Two of the primary benefits of a VA loan are the zero down payment feature and limited closing costs. The VA doesn’t require a down payment for a home loan and also limits the types of closing costs the veteran is allowed to pay. VA lenders provide borrowers with a list of fees that might be expected at the closing table very early on in the process, even before a property is picked out. Still, parsing through the various loan charges it’s a bit confusing. Let’s clear the air.
First, veterans are not allowed to pay for specific fees, most often ones the lender charges other borrowers. Such charges are escrow or settlement fees, underwriting, processing and document fees. In lieu of these lender charges, the lender may instead charge an origination fee of 1 percent. You’re also not allowed to pay for termite inspections or legal fees that don’t have anything to do with a title report.

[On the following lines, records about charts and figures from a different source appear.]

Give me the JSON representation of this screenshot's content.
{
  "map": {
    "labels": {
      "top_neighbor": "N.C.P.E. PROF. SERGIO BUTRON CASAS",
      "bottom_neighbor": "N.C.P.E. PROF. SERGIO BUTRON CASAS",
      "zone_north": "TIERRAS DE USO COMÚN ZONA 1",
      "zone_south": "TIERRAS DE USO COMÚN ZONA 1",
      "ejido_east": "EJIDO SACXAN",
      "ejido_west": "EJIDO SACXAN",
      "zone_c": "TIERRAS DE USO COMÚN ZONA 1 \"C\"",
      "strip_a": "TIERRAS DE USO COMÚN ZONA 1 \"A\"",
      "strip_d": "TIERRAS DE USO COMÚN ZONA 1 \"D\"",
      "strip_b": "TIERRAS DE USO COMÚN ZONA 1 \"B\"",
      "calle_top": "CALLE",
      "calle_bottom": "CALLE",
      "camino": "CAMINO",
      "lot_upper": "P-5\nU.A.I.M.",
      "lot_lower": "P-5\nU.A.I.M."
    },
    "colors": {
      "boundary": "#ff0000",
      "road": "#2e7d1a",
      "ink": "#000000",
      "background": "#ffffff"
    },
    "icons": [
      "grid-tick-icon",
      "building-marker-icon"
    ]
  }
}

What fees may be paid? You can expect to pay for an appraisal, credit report, title insurance, recording fees and a survey where needed. These are the one-time charges associated with closing the loan. There are other charges that you will see at the closing table called “recurring” charges because you’ll pay for them over the life of the loan. Such fees include hazard insurance to protect the property and funding an escrow or impound account to cover annual property taxes and insurance premiums when due.
When first handed a closing cost estimate, it will look confusing. But don’t worry, everyone who first sees such a document will have a few questions. Just take some time and go over these charges with your loan officer who will explain who pays what and when. After the review, you’ll know how much you’ll need to have at the settlement table.